Stretchy Vegan Mozzarella
This stretchy vegan mozzarella is a dream, made with just a few ingredients in minutes! Perfect for grilled cheese, lasagna, pizza, and many more dishes.
Instructions
- 1
Boil water (2 cups). Pour the [water] over the raw cashews (0.5 cup) and let them soak for 5 minutes.
- 2
Drain the [cashews] and add them to a blender along with water (1.33 cups), lemon juice (1 tbsp), apple cider vinegar (1 tbsp), salt (0.5 tsp), and tapioca starch (4 tbsp). Blend until very smooth.
- 3
Pour the watery mixture into a small saucepan and bring the heat to medium. Begin to stir continuously with a spatula or spoon.
- 4
Continue stirring constantly.
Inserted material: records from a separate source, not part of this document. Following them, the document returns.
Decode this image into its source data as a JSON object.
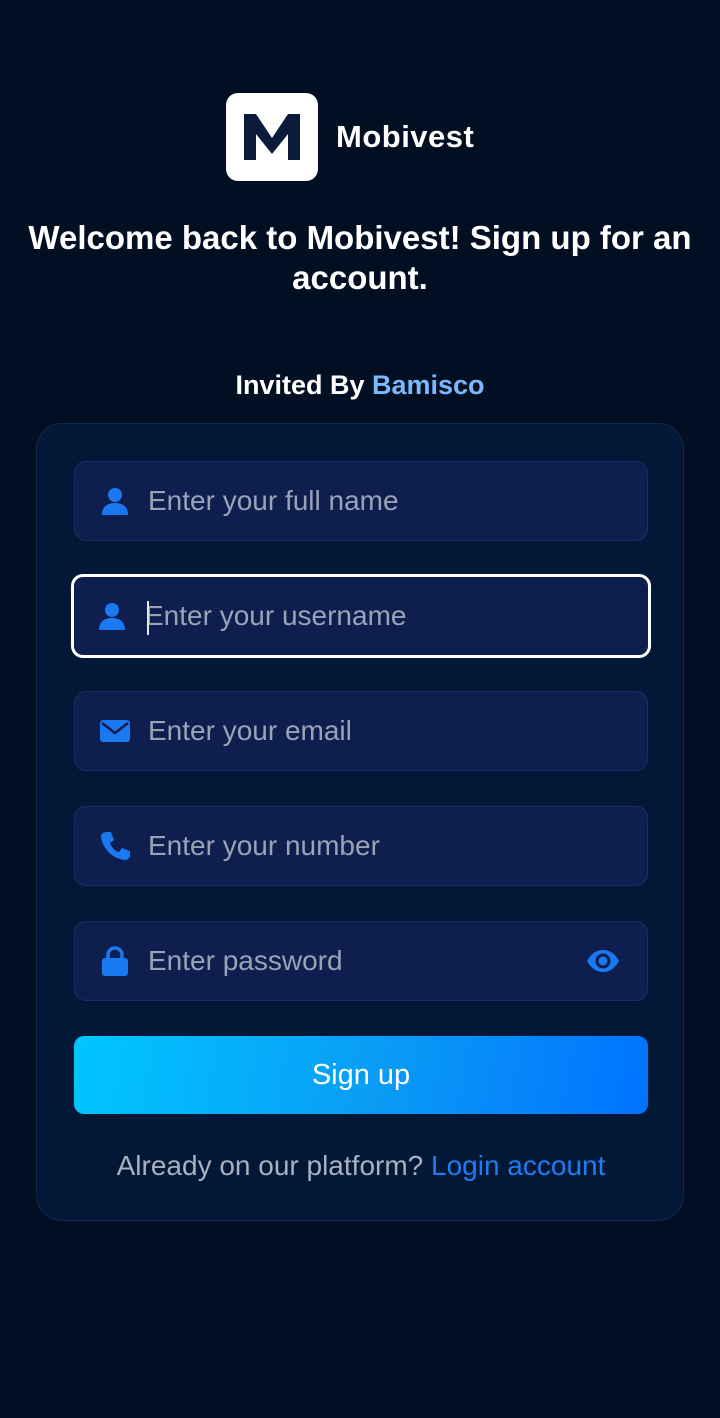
{
  "brand": {
    "name": "Mobivest",
    "logo_icon": "m-logo-icon"
  },
  "headline": "Welcome back to Mobivest! Sign up for an account.",
  "invite": {
    "prefix": "Invited By",
    "inviter": "Bamisco"
  },
  "form": {
    "full_name": {
      "placeholder": "Enter your full name",
      "value": "",
      "icon": "user-icon"
    },
    "username": {
      "placeholder": "Enter your username",
      "value": "",
      "icon": "user-icon"
    },
    "email": {
      "placeholder": "Enter your email",
      "value": "",
      "icon": "envelope-icon"
    },
    "phone": {
      "placeholder": "Enter your number",
      "value": "",
      "icon": "phone-icon"
    },
    "password": {
      "placeholder": "Enter password",
      "value": "",
      "icon": "lock-icon",
      "toggle_icon": "eye-icon"
    },
    "submit_label": "Sign up"
  },
  "footer": {
    "prompt": "Already on our platform?",
    "link_label": "Login account"
  },
  "colors": {
    "background": "#020f22",
    "card": "#031836",
    "field": "#0e1e4e",
    "accent": "#1f7cf2",
    "inviter": "#7ab8ff",
    "button_gradient_start": "#00c6ff",
    "button_gradient_end": "#0072ff"
  }
}
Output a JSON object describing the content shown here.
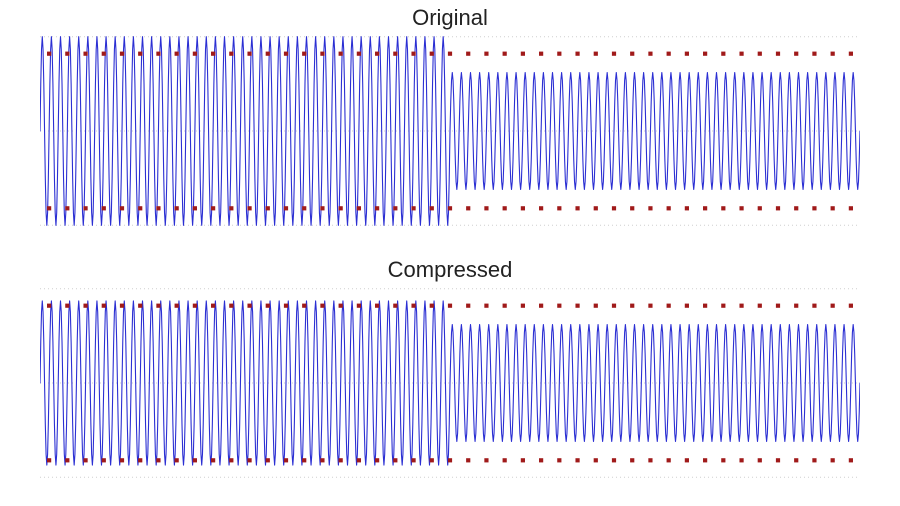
{
  "chart_data": [
    {
      "type": "line",
      "title": "Original",
      "xlabel": "",
      "ylabel": "",
      "x_range": [
        0,
        1
      ],
      "y_range": [
        -1.05,
        1.05
      ],
      "grid_y": [
        -1,
        0,
        1
      ],
      "series": [
        {
          "name": "waveform",
          "kind": "sine_segments",
          "segments": [
            {
              "x_start": 0.0,
              "x_end": 0.5,
              "cycles": 45,
              "amplitude": 1.0
            },
            {
              "x_start": 0.5,
              "x_end": 1.0,
              "cycles": 45,
              "amplitude": 0.62
            }
          ],
          "color": "#2b2fd3",
          "stroke_width": 1.1
        },
        {
          "name": "threshold_markers",
          "kind": "points_constant_y",
          "x_start": 0.0,
          "x_end": 1.0,
          "count": 45,
          "y_values": [
            0.82,
            -0.82
          ],
          "color": "#a01a1a",
          "size": 4.2
        }
      ]
    },
    {
      "type": "line",
      "title": "Compressed",
      "xlabel": "",
      "ylabel": "",
      "x_range": [
        0,
        1
      ],
      "y_range": [
        -1.05,
        1.05
      ],
      "grid_y": [
        -1,
        0,
        1
      ],
      "series": [
        {
          "name": "waveform",
          "kind": "sine_segments",
          "segments": [
            {
              "x_start": 0.0,
              "x_end": 0.5,
              "cycles": 45,
              "amplitude": 0.87
            },
            {
              "x_start": 0.5,
              "x_end": 1.0,
              "cycles": 45,
              "amplitude": 0.62
            }
          ],
          "color": "#2b2fd3",
          "stroke_width": 1.1
        },
        {
          "name": "threshold_markers",
          "kind": "points_constant_y",
          "x_start": 0.0,
          "x_end": 1.0,
          "count": 45,
          "y_values": [
            0.82,
            -0.82
          ],
          "color": "#a01a1a",
          "size": 4.2
        }
      ]
    }
  ],
  "panels": {
    "0": {
      "title": "Original"
    },
    "1": {
      "title": "Compressed"
    }
  },
  "colors": {
    "wave": "#2b2fd3",
    "marker": "#a01a1a",
    "grid": "#cfcfcf"
  }
}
After a few minutes, it will become clumpy, then suddenly turn into a super gooey, stretchy, thick, and smooth mass of vegan mozzarella. Remove from heat immediately once this happens.
- 5
Use the [stretchy vegan mozzarella] immediately for best results, as it will thicken and become less stretchy when stored in the refrigerator. If possible, make it right before using on dishes like pizza or lasagna.
- 6
For pizza, drop [1-2 tbsp stretchy vegan mozzarella] sized balls onto the crust and pat down, or spread it all over. It will brown in the oven. For lasagna, drop dollops of the [stretchy vegan mozzarella] all over the top towards the end of cooking time. For grilled cheese, place [stretchy vegan mozzarella] between slices of [bread] and grill.